Les artistes conceptuels avaient notamment reconverti en 2009 un abri antiatomique en «hôtel zéro étoile». Le quatuor s'est alors lancé dans une démarche peu commune pour proposer une réflexion sur le recyclage. Cet été, les possesseurs de sacs Freitag ont été priés de les rendre lors d'actions de rue à Zurich ou Lausanne. Plus d'une centaine de personnes ont cédé gracieusement ce qui était parfois un compagnon de longue date, en Suisse mais aussi à Vienne ou au Japon. «Les gens ne souhaitaient pas obtenir de l'argent en échange, mais ont été séduits par l'idée que leur sac, qui provenait déjà d'un matériau recyclé, devienne à nouveau autre chose», remarque Markus Freitag.
Pour pousser le concept jusqu'à l'absurde, les besaces ont été décousues, puis réassemblées en un patchwork recréant une nouvelle armature plastique, qui a roulé sur un camion entre St-Gall et Lausanne. Durant le voyage, les quatre expérimentateurs sont allés à la rencontre de parfaits inconnus, s'invitant pour une nuit dans un jardin, ou improvisant une soupe avec les restes de nourriture collectés dans un immeuble. Autant d'actions loufoques qui ont nourri une réflexion sur de nouveaux objets à créer avec la bâche ressuscitée: un abri pour une tondeuse à gazon qui serait commune à tout un quartier, une «catapulte à compost» ou encore une housse pour siège de voiture.
L'art de se laisser porter par l'inconnu
Le tout ensuite testé durant autant d'actions performatives filmées et visibles au musée. Les Suisses, qu'on dit volontiers méfiants et fermés, se sont-ils prêtés au jeu? «C'est étonnamment facile lorsqu'on les aborde d'une manière non conventionnelle, par exemple en frappant à la fenêtre plutôt qu'à la porte», remarque Frank Riklin. Se laisser porter par l'inconnu, une gageure pour les Freitag, qui ont l'habitude de maîtriser dans les moindres détails leurs produits destinés à la vente. «Comme nous n'avions pas la contrainte de créer un objet commercial, nous avons pu penser d'une toute autre manière», remarquent-ils. Cinq sacs recréés avec la nouvelle bâche sont à disposition dans l'exposition non pour être acquis, mais empruntés, pour trois jours au maximum.

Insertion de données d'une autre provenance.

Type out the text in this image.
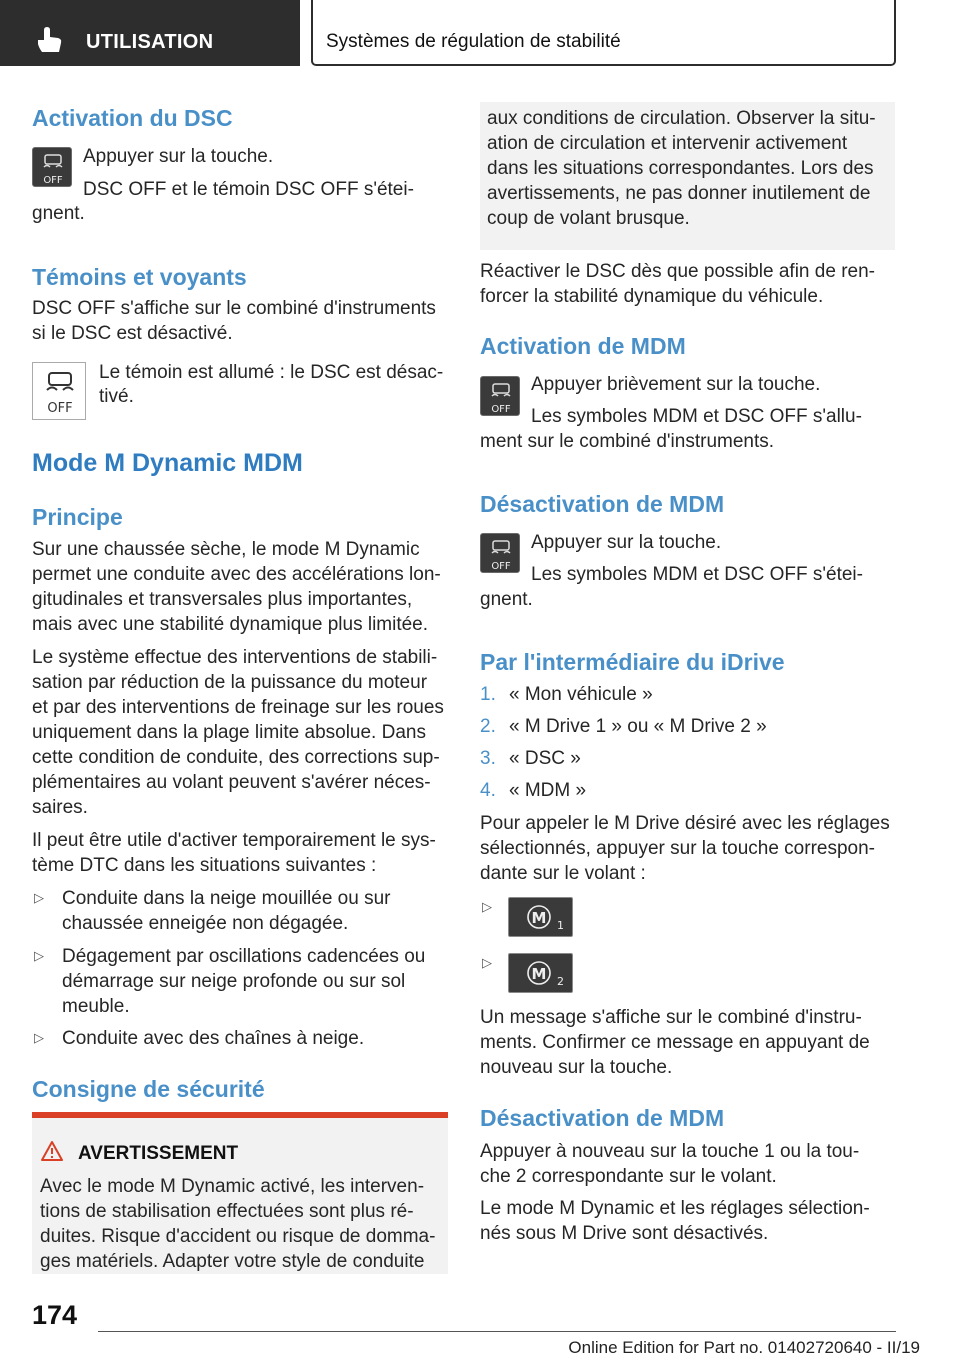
UTILISATION	Systèmes de régulation de stabilité
Activation du DSC
OFF
Appuyer sur la touche.
DSC OFF et le témoin DSC OFF s'étei‐
gnent.
Témoins et voyants
DSC OFF s'affiche sur le combiné d'instruments
si le DSC est désactivé.
OFF
Le témoin est allumé : le DSC est désac‐
tivé.
Mode M Dynamic MDM
Principe
Sur une chaussée sèche, le mode M Dynamic
permet une conduite avec des accélérations lon‐
gitudinales et transversales plus importantes,
mais avec une stabilité dynamique plus limitée.
Le système effectue des interventions de stabili‐
sation par réduction de la puissance du moteur
et par des interventions de freinage sur les roues
uniquement dans la plage limite absolue. Dans
cette condition de conduite, des corrections sup‐
plémentaires au volant peuvent s'avérer néces‐
saires.
Il peut être utile d'activer temporairement le sys‐
tème DTC dans les situations suivantes :
▷ Conduite dans la neige mouillée ou sur
chaussée enneigée non dégagée.
▷ Dégagement par oscillations cadencées ou
démarrage sur neige profonde ou sur sol
meuble.
▷ Conduite avec des chaînes à neige.
Consigne de sécurité
AVERTISSEMENT
Avec le mode M Dynamic activé, les interven‐
tions de stabilisation effectuées sont plus ré‐
duites. Risque d'accident ou risque de domma‐
ges matériels. Adapter votre style de conduite
aux conditions de circulation. Observer la situ‐
ation de circulation et intervenir activement
dans les situations correspondantes. Lors des
avertissements, ne pas donner inutilement de
coup de volant brusque.
Réactiver le DSC dès que possible afin de ren‐
forcer la stabilité dynamique du véhicule.
Activation de MDM
OFF
Appuyer brièvement sur la touche.
Les symboles MDM et DSC OFF s'allu‐
ment sur le combiné d'instruments.
Désactivation de MDM
OFF
Appuyer sur la touche.
Les symboles MDM et DSC OFF s'étei‐
gnent.
Par l'intermédiaire du iDrive
1. « Mon véhicule »
2. « M Drive 1 » ou « M Drive 2 »
3. « DSC »
4. « MDM »
Pour appeler le M Drive désiré avec les réglages
sélectionnés, appuyer sur la touche correspon‐
dante sur le volant :
▷
M 1
▷
M 2
Un message s'affiche sur le combiné d'instru‐
ments. Confirmer ce message en appuyant de
nouveau sur la touche.
Désactivation de MDM
Appuyer à nouveau sur la touche 1 ou la tou‐
che 2 correspondante sur le volant.
Le mode M Dynamic et les réglages sélection‐
nés sous M Drive sont désactivés.
174
Online Edition for Part no. 01402720640 - II/19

Chaque modèle «re-recyclé» est livré avec un journal dans lesquels les emprunteurs livreront leur expérience. L'un comporte un ticket journalier des CFF valable dans toute la Suisse, un autre des outils de réparation, une troisième des carambars, un quatrième 3,5 kg de LEGO pour «des concours de constructions improbables». Le dernier recèle même des cailloux, pour «profiter des pentes lausannoises au ralenti.» Enfin, pour boucler la boucle, les diverses actions menées en vue de l'exposition ont donné naissance à un manifeste qui s'affiche à la craie sur un mur du musée. Et parce que tout est cyclique, le document programmatique accompagnera désormais le processus de création des futurs produits de la marque.